Unsurprisingly, the same Western journalists and institutions that had eagerly embraced his critiques of China were far less receptive when he began exposing their own hypocrisies — from positions on Palestine to censorship practices (he is a vocal supporter of Julian Assange), and xenophobic policies.
In 2024, Ai Weiwei told AL JAZEERA ENGLISH that while filming HUMAN FLOW, his film about the refugee crisis, in 2016, he traveled to Gaza after finally securing Israeli military permission. There, he witnessed people struggling to survive amid relentless violence, conditions he found almost unimaginable—even after growing up under Chinese authoritarianism. “The suppression and humiliation were beyond my previous imagination … The stark reality of such a confinement in the 21st century left me utterly astonished.”
In that same interview, Weiwei, who rejects Chinese nationalism while traveling with a Chinese passport, added that his fluid national identity grants him freedom from taking sides and allows independent judgment.
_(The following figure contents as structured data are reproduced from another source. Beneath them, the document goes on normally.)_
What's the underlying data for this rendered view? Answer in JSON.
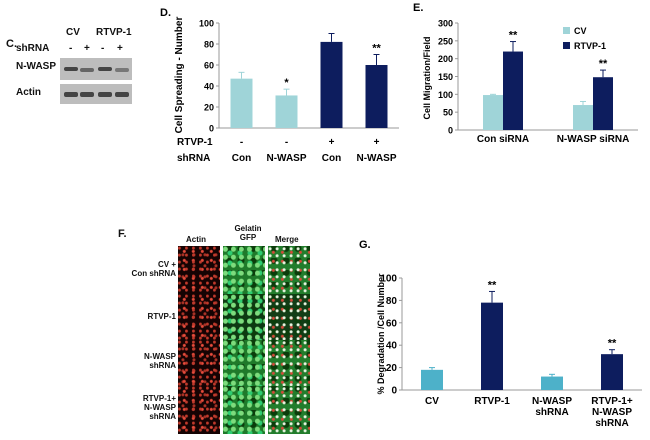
{
  "panels": {
    "C": {
      "letter": "C.",
      "lane_labels": [
        "CV",
        "RTVP-1"
      ],
      "shrna_label": "shRNA",
      "shrna_signs": [
        "-",
        "+",
        "-",
        "+"
      ],
      "rows": [
        "N-WASP",
        "Actin"
      ]
    },
    "F": {
      "letter": "F.",
      "columns": [
        "Actin",
        "Gelatin\nGFP",
        "Merge"
      ],
      "column_lines": [
        [
          "Actin"
        ],
        [
          "Gelatin",
          "GFP"
        ],
        [
          "Merge"
        ]
      ],
      "rows": [
        {
          "lines": [
            "CV +",
            "Con shRNA"
          ]
        },
        {
          "lines": [
            "RTVP-1"
          ]
        },
        {
          "lines": [
            "N-WASP",
            "shRNA"
          ]
        },
        {
          "lines": [
            "RTVP-1+",
            "N-WASP",
            "shRNA"
          ]
        }
      ]
    }
  },
  "colors": {
    "light": "#9fd4d8",
    "dark": "#0d1d5e",
    "teal": "#4db1c9"
  },
  "chart_data": [
    {
      "panel": "D.",
      "type": "bar",
      "categories": [
        "1",
        "2",
        "3",
        "4"
      ],
      "values": [
        47,
        31,
        82,
        60
      ],
      "errors": [
        6,
        6,
        8,
        10
      ],
      "colors": [
        "light",
        "light",
        "dark",
        "dark"
      ],
      "annotations": [
        "",
        "*",
        "",
        "**"
      ],
      "ylabel": "Cell Spreading - Number",
      "ylim": [
        0,
        100
      ],
      "yticks": [
        0,
        20,
        40,
        60,
        80,
        100
      ],
      "row_labels": [
        {
          "label": "RTVP-1",
          "values": [
            "-",
            "-",
            "+",
            "+"
          ]
        },
        {
          "label": "shRNA",
          "values": [
            "Con",
            "N-WASP",
            "Con",
            "N-WASP"
          ]
        }
      ]
    },
    {
      "panel": "E.",
      "type": "bar",
      "categories": [
        "Con siRNA",
        "N-WASP siRNA"
      ],
      "series": [
        {
          "name": "CV",
          "values": [
            98,
            70
          ],
          "errors": [
            2,
            10
          ],
          "annotations": [
            "",
            ""
          ]
        },
        {
          "name": "RTVP-1",
          "values": [
            220,
            148
          ],
          "errors": [
            28,
            20
          ],
          "annotations": [
            "**",
            "**"
          ]
        }
      ],
      "ylabel": "Cell Migration/Field",
      "ylim": [
        0,
        300
      ],
      "yticks": [
        0,
        50,
        100,
        150,
        200,
        250,
        300
      ],
      "legend": "top-right"
    },
    {
      "panel": "G.",
      "type": "bar",
      "categories": [
        "CV",
        "RTVP-1",
        "N-WASP\nshRNA",
        "RTVP-1+\nN-WASP\nshRNA"
      ],
      "values": [
        18,
        78,
        12,
        32
      ],
      "errors": [
        2,
        10,
        2,
        4
      ],
      "colors": [
        "teal",
        "dark",
        "teal",
        "dark"
      ],
      "annotations": [
        "",
        "**",
        "",
        "**"
      ],
      "ylabel": "% Degradation /Cell Number",
      "ylim": [
        0,
        100
      ],
      "yticks": [
        0,
        20,
        40,
        60,
        80,
        100
      ]
    }
  ]
}
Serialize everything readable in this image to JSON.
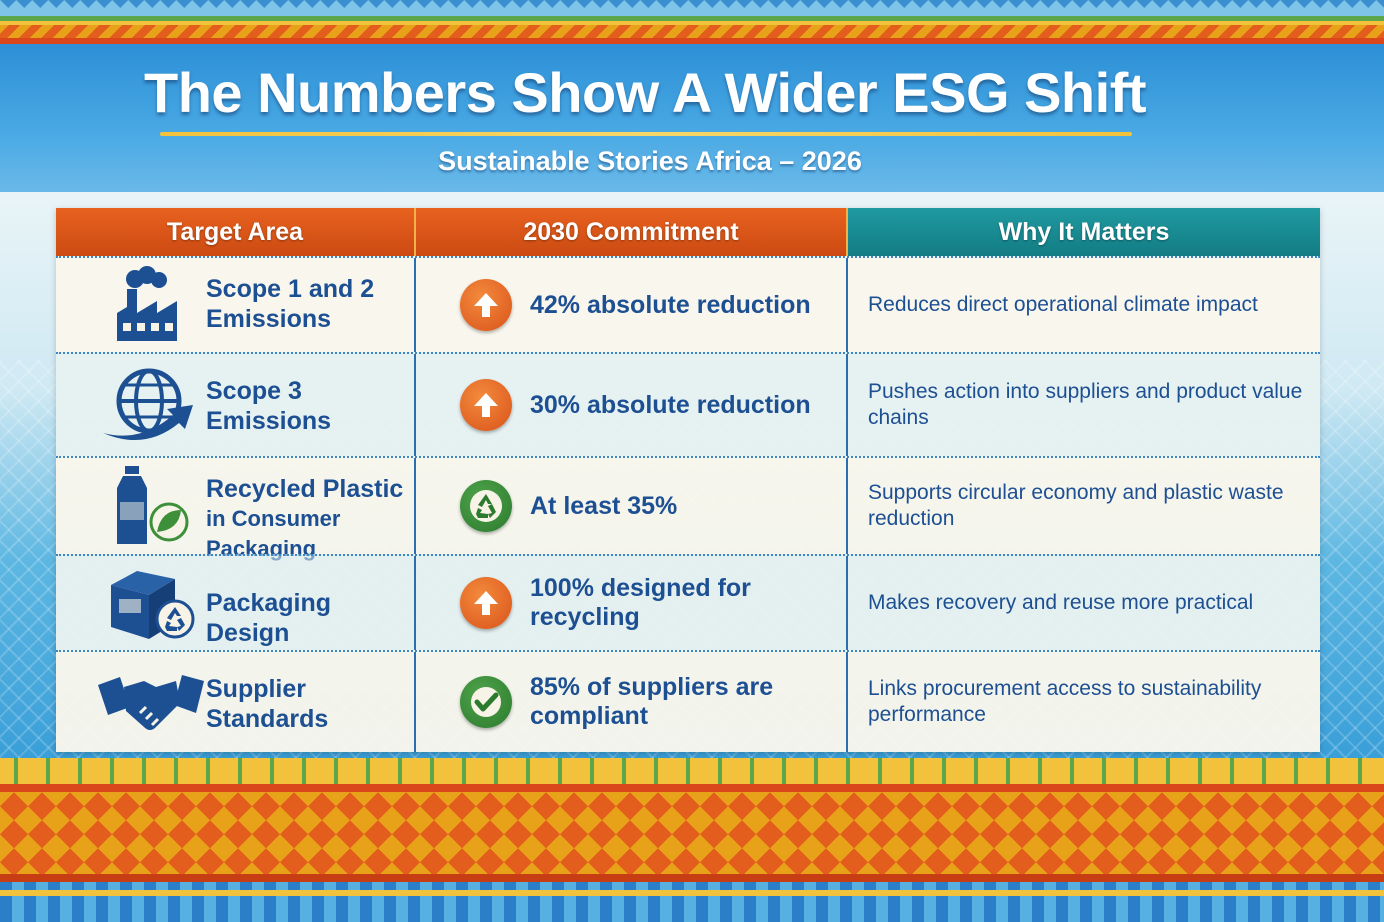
{
  "header": {
    "title": "The Numbers Show A Wider ESG Shift",
    "subtitle": "Sustainable Stories Africa – 2026"
  },
  "table": {
    "columns": [
      "Target Area",
      "2030 Commitment",
      "Why It Matters"
    ],
    "rows": [
      {
        "icon": "factory-icon",
        "area_line1": "Scope 1 and 2",
        "area_line2": "Emissions",
        "commitment_icon": "arrow-up-icon",
        "commitment": "42% absolute reduction",
        "why": "Reduces direct operational climate impact"
      },
      {
        "icon": "globe-arrow-icon",
        "area_line1": "Scope 3",
        "area_line2": "Emissions",
        "commitment_icon": "arrow-up-icon",
        "commitment": "30% absolute reduction",
        "why": "Pushes action into suppliers and product value chains"
      },
      {
        "icon": "bottle-leaf-icon",
        "area_line1": "Recycled Plastic",
        "area_line2": "in Consumer Packaging",
        "commitment_icon": "recycle-icon",
        "commitment": "At least 35%",
        "why": "Supports circular economy and plastic waste reduction"
      },
      {
        "icon": "box-recycle-icon",
        "area_line1": "Packaging Design",
        "area_line2": "",
        "commitment_icon": "arrow-up-icon",
        "commitment": "100% designed for recycling",
        "why": "Makes recovery and reuse more practical"
      },
      {
        "icon": "handshake-icon",
        "area_line1": "Supplier",
        "area_line2": "Standards",
        "commitment_icon": "checkmark-icon",
        "commitment": "85% of suppliers are compliant",
        "why": "Links procurement access to sustainability performance"
      }
    ]
  },
  "colors": {
    "header_orange": "#d9531a",
    "header_teal": "#137c84",
    "text_blue": "#1d4f93",
    "icon_green": "#2b7a2e"
  }
}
However, it also hinders communication due to the gap between individual experience and collective social norms.
So, after all that, how to imagine Ai Weiwei as an international relations theorist? Most likely, he’d propose resisting state power at all costs, emphasize activism and media as tools of dissent, and challenge the idea that human rights belong only to the West. He would likely distrust state-centered views of global politics, especially China’s claim to speak for the “Third World” or “Global South.” Above all, he would see cultural and symbolic acts of resistance as vital to global political change.
Sean Jacobs is a professor and director of the Graduate Program in International affairs at The New School.